April 26, 2013

Park Avenue, New York

Park Avenue, New York

Here are the origins of the futuristic New York, as in the great Fritz Lang’s film Metropolis: Detained overnight as a German alien soon after the end of the Great War, Lang saw the city at night as an illusion. Its glaring lights and tall buildings helped him conceive Metropolis. Manhattan’s skyscrapers helped Hollywood create the playground of superheroes, headquarters of super-big corporations ruled by masters of the universe.
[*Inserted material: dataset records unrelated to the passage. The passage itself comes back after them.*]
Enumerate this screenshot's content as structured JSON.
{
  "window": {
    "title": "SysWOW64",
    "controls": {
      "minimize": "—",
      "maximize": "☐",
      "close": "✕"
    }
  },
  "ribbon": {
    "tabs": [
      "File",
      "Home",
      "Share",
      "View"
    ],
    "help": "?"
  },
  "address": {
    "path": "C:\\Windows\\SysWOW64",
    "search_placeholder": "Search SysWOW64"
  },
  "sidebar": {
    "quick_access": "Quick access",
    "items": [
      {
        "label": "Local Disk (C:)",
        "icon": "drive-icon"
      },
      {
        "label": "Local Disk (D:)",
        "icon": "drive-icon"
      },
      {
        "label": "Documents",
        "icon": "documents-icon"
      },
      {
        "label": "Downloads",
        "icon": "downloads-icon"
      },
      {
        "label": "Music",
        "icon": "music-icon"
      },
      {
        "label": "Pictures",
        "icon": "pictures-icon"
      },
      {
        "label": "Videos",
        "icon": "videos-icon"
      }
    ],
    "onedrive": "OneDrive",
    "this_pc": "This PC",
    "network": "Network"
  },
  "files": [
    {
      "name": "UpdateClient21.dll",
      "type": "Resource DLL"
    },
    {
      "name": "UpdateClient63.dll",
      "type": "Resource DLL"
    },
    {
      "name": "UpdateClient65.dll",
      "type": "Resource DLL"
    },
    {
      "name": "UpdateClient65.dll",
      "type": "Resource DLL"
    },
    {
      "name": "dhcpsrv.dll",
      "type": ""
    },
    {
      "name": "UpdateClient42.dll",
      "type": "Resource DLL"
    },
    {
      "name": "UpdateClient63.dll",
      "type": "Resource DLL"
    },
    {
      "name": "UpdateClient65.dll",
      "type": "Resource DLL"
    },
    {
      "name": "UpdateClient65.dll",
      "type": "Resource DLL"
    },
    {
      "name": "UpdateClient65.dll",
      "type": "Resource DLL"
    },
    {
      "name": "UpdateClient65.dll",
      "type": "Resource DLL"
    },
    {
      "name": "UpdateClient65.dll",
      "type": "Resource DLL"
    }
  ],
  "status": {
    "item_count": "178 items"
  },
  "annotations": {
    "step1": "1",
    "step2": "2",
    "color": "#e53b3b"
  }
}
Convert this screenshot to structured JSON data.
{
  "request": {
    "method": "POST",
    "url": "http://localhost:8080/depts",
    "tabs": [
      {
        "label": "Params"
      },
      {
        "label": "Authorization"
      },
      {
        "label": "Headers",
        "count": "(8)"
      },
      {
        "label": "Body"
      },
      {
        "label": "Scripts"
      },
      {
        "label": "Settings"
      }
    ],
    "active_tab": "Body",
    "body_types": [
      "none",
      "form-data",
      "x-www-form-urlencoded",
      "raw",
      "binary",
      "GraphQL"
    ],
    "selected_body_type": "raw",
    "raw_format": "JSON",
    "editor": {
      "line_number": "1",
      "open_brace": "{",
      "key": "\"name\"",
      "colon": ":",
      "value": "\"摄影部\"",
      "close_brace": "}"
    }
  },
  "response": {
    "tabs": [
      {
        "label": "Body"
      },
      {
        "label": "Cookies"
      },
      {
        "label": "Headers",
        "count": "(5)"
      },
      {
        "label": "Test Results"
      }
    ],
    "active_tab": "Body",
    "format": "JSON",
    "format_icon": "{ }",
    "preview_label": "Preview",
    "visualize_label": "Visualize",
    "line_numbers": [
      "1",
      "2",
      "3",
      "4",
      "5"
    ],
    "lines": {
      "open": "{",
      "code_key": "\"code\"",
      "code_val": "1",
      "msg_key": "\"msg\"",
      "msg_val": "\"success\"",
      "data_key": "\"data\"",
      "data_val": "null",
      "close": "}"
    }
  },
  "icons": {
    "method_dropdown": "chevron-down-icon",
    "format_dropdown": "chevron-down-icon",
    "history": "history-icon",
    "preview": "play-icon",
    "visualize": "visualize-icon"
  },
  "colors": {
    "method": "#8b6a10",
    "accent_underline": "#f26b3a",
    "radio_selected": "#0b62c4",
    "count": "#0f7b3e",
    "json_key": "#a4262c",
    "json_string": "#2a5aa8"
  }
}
The symbolism of strength in height and size is unmistakable and has made Hollywood’s life easier as a result. “Skyscrapers,” proclaims Ayn Rand’s hero Howard Roark in The Fountainhead, are “the greatest structural inventions of man.” He then dismisses Greek temples and Gothic cathedrals as mongrels of every ancient style they copied. (That’s good old Rand for you.) Her philosophical belief in the value of the individual versus the collective somehow reminds me of the great lady the Brits just buried with style—a friend, Nick Scott, rang me after her funeral and told me it made him proud to be English. Hear, hear, just as it made me never want to set foot in the place after some of the remarks I heard by those ghastly lefties of the BBC.

But back to Rand and her supermen. She set her novel in New York because New York means one thing only: power. Power is an active, dominating presence throughout the book, and even more in the movie made from the novel, with the sweeping skyline of the city, especially down Fifth Avenue, seen by the audience from the interiors of offices through enormous glass walls. Raymond Massey, impeccably dressed in double-breasted suits in his office with spectacular views of Downtown as background, is no one to mess with. And the movie knew what it was doing, even back when it was made in 1949. Roark’s dream was of a sleek, dynamic, individual edifice, not the boxy bores that the UN and Lever House are. Massey’s press baron was Rupert Murdoch long before Rupie baby owned a single newspaper. Massie dismisses neoclassical designs as “great big marble bromides.” Murdoch would most likely have said the same in a different accent, and that’s what bothers me about The Fountainhead. I like big marble bromides—kids can play stickball between them—but I also like the power of glass and steel. Go figure, as they used to say in the place I venture out into only at night to raise hell with people much younger than me.